Personal information
- Born: 5 April 1978 (age 48) Randers, Denmark
- Nationality: Danish
- Playing position: Pivot

Senior clubs
- Years: Team
- 1996-1998: Vorup FB
- 1998-1999, 2000-2002: Randers HK
- 2002-2004: FOX Team Nord
- 2004-2008: Randers HK

National team
- Years: Team / Apps / (Gls)
- 2001-2005: Denmark / 61 / (67)

Medal record
European Championship
| Gold medal – first place | 2002 Denmark |  |

= Heidi Johansen (handballer) =

Danish handball player (born 1982)

Heidi Johansen (born 5 April 1978) is a Danish former handball player. She is a European champion from 2002.

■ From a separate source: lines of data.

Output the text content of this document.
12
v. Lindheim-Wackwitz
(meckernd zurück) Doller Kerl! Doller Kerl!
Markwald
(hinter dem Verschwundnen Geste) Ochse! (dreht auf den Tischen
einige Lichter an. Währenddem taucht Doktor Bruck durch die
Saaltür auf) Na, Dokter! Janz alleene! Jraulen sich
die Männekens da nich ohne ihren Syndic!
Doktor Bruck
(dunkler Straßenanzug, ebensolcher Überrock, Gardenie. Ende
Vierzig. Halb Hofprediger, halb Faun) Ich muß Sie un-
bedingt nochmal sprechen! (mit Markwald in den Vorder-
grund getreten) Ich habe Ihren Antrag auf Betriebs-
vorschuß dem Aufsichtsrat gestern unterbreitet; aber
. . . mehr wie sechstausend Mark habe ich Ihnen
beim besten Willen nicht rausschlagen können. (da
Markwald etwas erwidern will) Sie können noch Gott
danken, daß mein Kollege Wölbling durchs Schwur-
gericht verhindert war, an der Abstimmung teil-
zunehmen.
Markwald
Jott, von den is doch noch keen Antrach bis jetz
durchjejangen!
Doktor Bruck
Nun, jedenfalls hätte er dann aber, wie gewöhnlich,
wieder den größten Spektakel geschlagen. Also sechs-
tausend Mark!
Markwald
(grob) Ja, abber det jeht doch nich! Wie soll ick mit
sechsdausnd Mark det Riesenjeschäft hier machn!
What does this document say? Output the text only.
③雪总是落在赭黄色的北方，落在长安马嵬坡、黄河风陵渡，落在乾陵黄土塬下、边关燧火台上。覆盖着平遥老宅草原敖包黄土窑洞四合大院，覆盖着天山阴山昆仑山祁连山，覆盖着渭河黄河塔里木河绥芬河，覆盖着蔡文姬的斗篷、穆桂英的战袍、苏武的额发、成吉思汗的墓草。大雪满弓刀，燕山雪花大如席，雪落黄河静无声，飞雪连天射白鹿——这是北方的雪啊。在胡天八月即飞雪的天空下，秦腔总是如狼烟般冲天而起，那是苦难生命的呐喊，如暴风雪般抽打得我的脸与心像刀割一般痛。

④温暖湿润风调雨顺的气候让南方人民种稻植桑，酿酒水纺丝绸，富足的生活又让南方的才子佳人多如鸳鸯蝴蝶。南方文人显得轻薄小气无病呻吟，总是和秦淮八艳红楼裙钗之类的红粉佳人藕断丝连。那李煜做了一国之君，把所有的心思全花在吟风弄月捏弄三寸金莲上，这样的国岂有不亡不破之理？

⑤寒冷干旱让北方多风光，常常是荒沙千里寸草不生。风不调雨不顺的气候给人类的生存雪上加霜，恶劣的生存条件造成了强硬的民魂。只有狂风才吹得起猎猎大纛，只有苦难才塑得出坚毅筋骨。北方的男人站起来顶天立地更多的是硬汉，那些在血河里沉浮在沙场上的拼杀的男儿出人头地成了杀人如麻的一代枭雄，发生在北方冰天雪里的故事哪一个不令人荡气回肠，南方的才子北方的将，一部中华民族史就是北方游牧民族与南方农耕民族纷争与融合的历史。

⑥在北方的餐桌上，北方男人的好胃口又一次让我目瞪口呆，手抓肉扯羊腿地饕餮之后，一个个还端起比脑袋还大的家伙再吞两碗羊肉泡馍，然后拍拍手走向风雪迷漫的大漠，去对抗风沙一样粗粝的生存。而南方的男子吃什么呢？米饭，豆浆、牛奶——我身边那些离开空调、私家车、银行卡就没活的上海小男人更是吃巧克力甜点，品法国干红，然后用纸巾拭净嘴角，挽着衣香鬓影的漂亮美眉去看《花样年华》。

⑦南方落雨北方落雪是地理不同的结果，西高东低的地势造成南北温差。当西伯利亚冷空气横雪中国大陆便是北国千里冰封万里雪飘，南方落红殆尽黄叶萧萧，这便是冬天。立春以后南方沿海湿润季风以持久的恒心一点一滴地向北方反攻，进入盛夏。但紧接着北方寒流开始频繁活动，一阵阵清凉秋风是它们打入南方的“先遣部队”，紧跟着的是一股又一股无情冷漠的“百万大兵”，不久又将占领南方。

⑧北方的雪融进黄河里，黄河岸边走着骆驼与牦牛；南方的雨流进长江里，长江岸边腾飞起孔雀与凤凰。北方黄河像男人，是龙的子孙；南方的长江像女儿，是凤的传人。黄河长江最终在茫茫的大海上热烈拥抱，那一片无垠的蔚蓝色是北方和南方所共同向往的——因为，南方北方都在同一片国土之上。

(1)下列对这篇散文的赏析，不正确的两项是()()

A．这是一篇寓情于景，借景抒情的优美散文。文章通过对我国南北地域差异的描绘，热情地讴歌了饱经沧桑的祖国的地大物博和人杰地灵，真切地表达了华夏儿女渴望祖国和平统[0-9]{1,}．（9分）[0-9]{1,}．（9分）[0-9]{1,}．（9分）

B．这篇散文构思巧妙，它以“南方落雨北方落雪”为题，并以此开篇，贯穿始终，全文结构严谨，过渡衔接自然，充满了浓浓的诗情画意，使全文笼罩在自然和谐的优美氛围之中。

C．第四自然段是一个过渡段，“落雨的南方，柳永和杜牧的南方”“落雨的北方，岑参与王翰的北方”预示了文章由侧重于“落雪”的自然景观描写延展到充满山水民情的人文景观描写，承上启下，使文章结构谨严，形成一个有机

She started her career at Vorup FB, where she played together with later national team colleagues Merete Møller and Katrine Fruelund. After 2 years she joined the local top league team Randers HK. She played in Randers for three years, broken up by a long travel period around the world. Afterwards she joined Frederikshavn FOX Team Nord for two years, before returning to Randers HK. In 2005 she extended her contract with another year. The reason for the relatively short extension, was according to her that she could feel handball taking a toll on her body, and therefore only wanted to extend with one year at a time.

In 2006-07 she missed the entire championship playoff due to a cruciate ligament injury. When she retired in 2008 she had the fourth most appearances for Randers HK with 190 appearances.